心,有一点点疼。方才佯装的不在意与强大很快就缩水成原来的模样。原来,有些东西不是你认定了就是你的。只是,一贯依赖的心,现下如何是好呢?恩同一抹幽魂似的飘蔼在王府迂回的长廊上,两个提心吊胆的丫鬟没她的指示不敢靠近,远远地跟在后头。想来,她也有点过分呢。休从来没正面答应过要娶她,甚至没说过喜欢她之类的话。从头到尾,都是她自作多情,自作主张。她自作多情地把自己赖给了休,跟他回了王府,然后又自作主张地住进了休的房间,还以为事情本该如此。当初,她为什么就不多个心眼,一听到休还没成亲,就傻傻地把自己赖给了人家。没想到,人家原来是有正牌未婚妻的。未婚妻啊!她与休的世界突然多了一个第三者——或者应该说是他们两个的世界多了一个多余的她。只是,现在的她,却不想放手。下雨了吗?抬头看看天,冬阳不知何时躲进变化莫测的云层里,却没有雨滴。摸摸脸颊,却摸到满脸的水滴。喷,连天都欺负她吗?只在她头顶上下雨。原来,连天老爷都看不惯她的所作所为啊!只是——她真的真的不想离开休嘛。一想到有一天将要跟休分开,她的心就像是被人分成两半似的。心——真的好痛!恩同倏然蹲下身子,剧烈地咳嗽起来。
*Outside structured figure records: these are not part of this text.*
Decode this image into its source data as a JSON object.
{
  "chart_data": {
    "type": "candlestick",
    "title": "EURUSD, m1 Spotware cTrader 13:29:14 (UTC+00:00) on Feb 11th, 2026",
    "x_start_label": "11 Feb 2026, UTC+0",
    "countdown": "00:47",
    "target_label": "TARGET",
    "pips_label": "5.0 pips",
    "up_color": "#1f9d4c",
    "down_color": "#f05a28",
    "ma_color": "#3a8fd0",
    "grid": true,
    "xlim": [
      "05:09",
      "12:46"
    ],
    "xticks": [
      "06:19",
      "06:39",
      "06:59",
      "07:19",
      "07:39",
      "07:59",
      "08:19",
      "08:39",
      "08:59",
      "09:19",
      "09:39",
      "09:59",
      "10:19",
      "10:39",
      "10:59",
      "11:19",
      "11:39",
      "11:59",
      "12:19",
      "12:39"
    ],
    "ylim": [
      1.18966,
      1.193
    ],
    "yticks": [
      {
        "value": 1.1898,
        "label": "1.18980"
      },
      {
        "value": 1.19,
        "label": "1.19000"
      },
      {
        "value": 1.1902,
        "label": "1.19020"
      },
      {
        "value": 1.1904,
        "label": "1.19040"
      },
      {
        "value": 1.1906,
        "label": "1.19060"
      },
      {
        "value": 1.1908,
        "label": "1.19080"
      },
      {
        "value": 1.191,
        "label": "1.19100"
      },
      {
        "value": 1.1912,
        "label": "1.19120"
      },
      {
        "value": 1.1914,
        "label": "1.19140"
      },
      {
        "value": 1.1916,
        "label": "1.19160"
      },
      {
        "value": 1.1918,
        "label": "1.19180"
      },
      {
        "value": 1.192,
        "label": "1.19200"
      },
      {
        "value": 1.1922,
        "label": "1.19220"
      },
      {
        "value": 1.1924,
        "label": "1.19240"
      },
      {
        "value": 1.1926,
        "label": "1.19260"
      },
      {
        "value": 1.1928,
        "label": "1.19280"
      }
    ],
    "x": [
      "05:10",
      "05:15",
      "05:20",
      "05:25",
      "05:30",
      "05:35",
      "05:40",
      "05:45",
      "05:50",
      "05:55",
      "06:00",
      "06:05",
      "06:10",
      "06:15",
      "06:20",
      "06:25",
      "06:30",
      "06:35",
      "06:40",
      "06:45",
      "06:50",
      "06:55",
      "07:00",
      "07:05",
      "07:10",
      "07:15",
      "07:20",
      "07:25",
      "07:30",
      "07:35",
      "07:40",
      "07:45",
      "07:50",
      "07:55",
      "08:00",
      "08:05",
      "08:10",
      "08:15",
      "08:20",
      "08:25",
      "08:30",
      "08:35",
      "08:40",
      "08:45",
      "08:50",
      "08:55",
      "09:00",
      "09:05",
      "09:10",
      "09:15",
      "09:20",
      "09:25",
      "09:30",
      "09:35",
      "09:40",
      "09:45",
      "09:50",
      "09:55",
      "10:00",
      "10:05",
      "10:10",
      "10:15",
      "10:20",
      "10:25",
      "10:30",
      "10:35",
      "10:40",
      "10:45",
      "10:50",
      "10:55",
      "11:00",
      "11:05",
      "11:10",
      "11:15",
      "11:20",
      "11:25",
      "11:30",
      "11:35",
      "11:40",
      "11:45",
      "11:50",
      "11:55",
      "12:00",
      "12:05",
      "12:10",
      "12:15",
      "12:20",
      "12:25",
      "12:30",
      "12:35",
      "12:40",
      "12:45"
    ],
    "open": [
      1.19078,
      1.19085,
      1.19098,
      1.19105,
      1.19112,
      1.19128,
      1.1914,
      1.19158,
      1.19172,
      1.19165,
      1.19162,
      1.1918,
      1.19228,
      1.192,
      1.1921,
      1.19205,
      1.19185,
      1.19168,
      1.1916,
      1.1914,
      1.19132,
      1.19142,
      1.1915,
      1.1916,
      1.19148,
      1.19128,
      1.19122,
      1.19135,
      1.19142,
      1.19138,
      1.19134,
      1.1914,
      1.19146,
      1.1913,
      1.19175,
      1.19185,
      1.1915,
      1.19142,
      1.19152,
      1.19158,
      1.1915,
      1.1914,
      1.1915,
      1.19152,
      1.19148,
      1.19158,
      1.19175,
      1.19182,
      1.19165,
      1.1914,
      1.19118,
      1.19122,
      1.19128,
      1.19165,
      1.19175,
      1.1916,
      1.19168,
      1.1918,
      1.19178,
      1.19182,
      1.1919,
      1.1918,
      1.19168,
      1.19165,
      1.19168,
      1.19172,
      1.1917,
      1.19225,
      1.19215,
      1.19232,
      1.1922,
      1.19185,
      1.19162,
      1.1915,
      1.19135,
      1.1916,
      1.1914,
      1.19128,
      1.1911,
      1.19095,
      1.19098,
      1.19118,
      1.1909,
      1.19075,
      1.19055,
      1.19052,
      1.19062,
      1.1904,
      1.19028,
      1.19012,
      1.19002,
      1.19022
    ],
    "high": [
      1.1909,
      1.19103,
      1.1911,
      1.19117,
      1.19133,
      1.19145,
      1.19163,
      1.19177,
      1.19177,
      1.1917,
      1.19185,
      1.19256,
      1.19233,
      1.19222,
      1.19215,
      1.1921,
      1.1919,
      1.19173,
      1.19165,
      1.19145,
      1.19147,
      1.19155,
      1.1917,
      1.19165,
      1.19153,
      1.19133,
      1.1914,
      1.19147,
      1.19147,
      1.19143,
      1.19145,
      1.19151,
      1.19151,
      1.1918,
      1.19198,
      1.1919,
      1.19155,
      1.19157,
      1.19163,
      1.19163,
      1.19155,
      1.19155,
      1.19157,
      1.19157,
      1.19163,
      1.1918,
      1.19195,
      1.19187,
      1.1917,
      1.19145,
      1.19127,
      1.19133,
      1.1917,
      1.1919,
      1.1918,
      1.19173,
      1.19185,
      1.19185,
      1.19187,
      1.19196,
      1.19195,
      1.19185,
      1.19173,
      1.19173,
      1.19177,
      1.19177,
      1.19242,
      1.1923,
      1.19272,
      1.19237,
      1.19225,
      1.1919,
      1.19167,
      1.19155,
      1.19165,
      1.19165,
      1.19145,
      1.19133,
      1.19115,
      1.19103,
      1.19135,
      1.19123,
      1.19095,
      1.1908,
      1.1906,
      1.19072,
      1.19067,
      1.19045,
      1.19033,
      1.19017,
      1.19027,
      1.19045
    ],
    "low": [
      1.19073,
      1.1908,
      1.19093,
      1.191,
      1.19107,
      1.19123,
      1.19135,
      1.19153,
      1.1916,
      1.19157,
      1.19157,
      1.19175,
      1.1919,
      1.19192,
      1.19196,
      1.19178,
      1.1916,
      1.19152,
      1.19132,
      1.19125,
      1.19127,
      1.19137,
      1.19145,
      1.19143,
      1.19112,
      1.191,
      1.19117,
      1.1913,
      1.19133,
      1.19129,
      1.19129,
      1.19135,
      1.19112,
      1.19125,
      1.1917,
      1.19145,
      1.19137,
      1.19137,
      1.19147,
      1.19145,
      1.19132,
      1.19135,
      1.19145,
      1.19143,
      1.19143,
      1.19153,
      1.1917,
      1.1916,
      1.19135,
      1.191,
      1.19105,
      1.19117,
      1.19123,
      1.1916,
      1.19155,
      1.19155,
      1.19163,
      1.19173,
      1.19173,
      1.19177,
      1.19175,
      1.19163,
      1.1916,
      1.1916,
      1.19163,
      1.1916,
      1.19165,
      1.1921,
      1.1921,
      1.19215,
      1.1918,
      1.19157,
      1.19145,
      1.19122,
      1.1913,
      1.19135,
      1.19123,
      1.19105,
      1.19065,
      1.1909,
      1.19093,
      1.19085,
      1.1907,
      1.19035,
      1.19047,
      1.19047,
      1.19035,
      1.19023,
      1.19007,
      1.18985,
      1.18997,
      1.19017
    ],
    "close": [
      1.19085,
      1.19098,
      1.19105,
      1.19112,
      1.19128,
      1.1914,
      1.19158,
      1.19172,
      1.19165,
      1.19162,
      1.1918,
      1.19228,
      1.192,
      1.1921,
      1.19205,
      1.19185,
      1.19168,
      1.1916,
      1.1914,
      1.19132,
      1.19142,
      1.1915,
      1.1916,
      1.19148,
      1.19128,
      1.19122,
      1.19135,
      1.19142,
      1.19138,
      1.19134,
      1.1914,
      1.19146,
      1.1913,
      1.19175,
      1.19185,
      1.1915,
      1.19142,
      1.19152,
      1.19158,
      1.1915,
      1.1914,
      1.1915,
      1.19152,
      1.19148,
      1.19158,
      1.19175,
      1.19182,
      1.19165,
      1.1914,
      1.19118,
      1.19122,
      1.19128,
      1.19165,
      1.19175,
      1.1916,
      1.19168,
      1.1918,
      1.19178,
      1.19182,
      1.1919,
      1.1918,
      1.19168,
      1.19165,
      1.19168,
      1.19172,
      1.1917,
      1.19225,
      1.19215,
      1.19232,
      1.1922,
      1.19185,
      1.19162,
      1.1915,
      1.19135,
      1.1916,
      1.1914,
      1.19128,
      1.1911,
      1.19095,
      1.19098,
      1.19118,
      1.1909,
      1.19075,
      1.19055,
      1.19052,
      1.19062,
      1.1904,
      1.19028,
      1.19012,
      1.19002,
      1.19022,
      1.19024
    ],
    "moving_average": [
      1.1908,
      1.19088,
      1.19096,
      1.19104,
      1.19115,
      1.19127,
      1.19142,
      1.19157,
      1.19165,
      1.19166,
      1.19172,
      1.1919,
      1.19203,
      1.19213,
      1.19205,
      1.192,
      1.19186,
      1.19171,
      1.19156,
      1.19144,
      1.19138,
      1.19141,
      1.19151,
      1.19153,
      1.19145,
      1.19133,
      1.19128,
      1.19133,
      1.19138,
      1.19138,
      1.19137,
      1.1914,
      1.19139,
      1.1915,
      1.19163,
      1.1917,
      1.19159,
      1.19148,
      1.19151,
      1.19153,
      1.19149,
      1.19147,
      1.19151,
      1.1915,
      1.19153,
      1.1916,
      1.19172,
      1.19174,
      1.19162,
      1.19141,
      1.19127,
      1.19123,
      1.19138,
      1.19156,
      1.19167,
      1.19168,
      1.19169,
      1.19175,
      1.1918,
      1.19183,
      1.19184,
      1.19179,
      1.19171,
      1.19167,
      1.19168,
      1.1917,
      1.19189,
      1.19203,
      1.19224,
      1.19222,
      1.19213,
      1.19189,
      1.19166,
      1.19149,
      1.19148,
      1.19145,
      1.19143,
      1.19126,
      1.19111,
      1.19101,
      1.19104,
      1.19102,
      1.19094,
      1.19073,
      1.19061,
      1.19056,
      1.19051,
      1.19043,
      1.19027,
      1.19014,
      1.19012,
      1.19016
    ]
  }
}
她一手压住心脏,一手捂住嘴,想止住咳嗽,当她缓过神来,停止咳嗽,放开手的时候,却觉得手有点粘粘的“这是什么?”她看着满手的红,自问道。随后赶上来的两个丫头却尖叫一声:“啊——血——”
“叫什么叫,咳破了嗓子也有那么可怕吗?”恩同喝住大惊小敝的丫头,缓缓地站起身“我累了,扶我回去休息!还有我咳破嗓子的事你可不要到处去宣扬,人家还会以为我得了什么不治之症呢。”“是!”两个丫头不敢多嘴,搀扶着她往回走。
世事无常,但凡事老天皆有定理。恩同愣愣地看着手心中未擦拭干净的血迹。怎么又忘了呢?即使休真的选择了她,她也无法陪他走完这一生啊。唔——好冷!恩同把自己小小的身子更往被褥里缩。怪不得丫头们总说今年冬天暖得奇怪,她怎么都感受不到,只觉得越来越冷、越来越冷!原来,是死神的脚步,近了。这,就是不好的事情吧。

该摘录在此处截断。